ArchitecturalKnowledgeAnalysis / EmailIndexer

Utility for generating Lucene indexes for collections of emails.
MIT License
1 stars 2 forks source link

Added Plain-text and PDF query exporter. #4

Closed wmeijer221 closed 2 years ago

wmeijer221 commented 2 years ago

I went ahead and built export functionality for plain-text and PDF. The front-end contained some code for this, which will be obsolete once this PR is merged. As soon as that's the case, I'll go ahead and make a PR for front-end changes.

The new implementation allows you to export to both one file containing all mails and multiple files each containing a complete mailing thread.

Although the current indexer contains an export function already, this doesn't suffice as it does not account for specific queries, which the new implementation does (I did try to follow the same structure though).

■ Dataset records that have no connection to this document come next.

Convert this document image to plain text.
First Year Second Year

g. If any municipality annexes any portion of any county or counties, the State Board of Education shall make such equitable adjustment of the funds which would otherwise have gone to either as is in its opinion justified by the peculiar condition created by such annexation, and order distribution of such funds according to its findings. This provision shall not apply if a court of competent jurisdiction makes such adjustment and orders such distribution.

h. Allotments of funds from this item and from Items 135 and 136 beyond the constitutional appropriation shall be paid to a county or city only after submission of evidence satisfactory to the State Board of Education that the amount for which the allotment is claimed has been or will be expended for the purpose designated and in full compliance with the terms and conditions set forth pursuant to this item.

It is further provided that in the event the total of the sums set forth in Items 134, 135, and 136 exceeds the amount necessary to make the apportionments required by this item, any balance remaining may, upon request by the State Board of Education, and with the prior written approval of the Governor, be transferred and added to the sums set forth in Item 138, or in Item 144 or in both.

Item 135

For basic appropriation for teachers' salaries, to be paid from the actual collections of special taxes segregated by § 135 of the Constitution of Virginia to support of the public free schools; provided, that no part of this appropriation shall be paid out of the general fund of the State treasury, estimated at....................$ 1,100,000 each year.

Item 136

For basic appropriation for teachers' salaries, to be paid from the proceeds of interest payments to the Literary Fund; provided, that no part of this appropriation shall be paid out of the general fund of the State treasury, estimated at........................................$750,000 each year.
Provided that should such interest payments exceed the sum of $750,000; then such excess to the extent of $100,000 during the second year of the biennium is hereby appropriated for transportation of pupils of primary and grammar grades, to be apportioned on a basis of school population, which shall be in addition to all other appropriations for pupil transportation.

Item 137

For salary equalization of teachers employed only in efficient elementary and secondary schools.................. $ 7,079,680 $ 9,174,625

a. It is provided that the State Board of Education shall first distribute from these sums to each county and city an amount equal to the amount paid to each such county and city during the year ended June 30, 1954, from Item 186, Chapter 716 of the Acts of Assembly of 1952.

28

wmeijer221 commented 2 years ago

@andrewlalis, I resolved everything you remarked, except for the eager email fetching. Similarly to what I said in the comment above, I wonder how much of an issue memory actually is as the number of emails exported is always limited by maxResultCount, which is indirectly capped between 1 and 10000 entries (as that's the cap we set in the GUI).

If you think it's still necessary to do this, sure! In that case I might need a little assistance though, as I don't really know how the whole paging story works.

jsyk, the current restructure makes the update no longer backwards compatible.

andrewlalis commented 2 years ago

I'm just going to go ahead and merge it as-is, and then I'll see about updating it to support pagination if / when that is needed.

andrewlalis commented 2 years ago

Also note @wmeijer221 that I am still working on integrating the schema changes into the EmailDatasetBrowser, and at this moment the current version of the EmailIndexer (with its improved schema with separated Tag entities) is incompatible with the old schema, and I need to devise a method to upgrade an older dataset before I make a release of the browser app.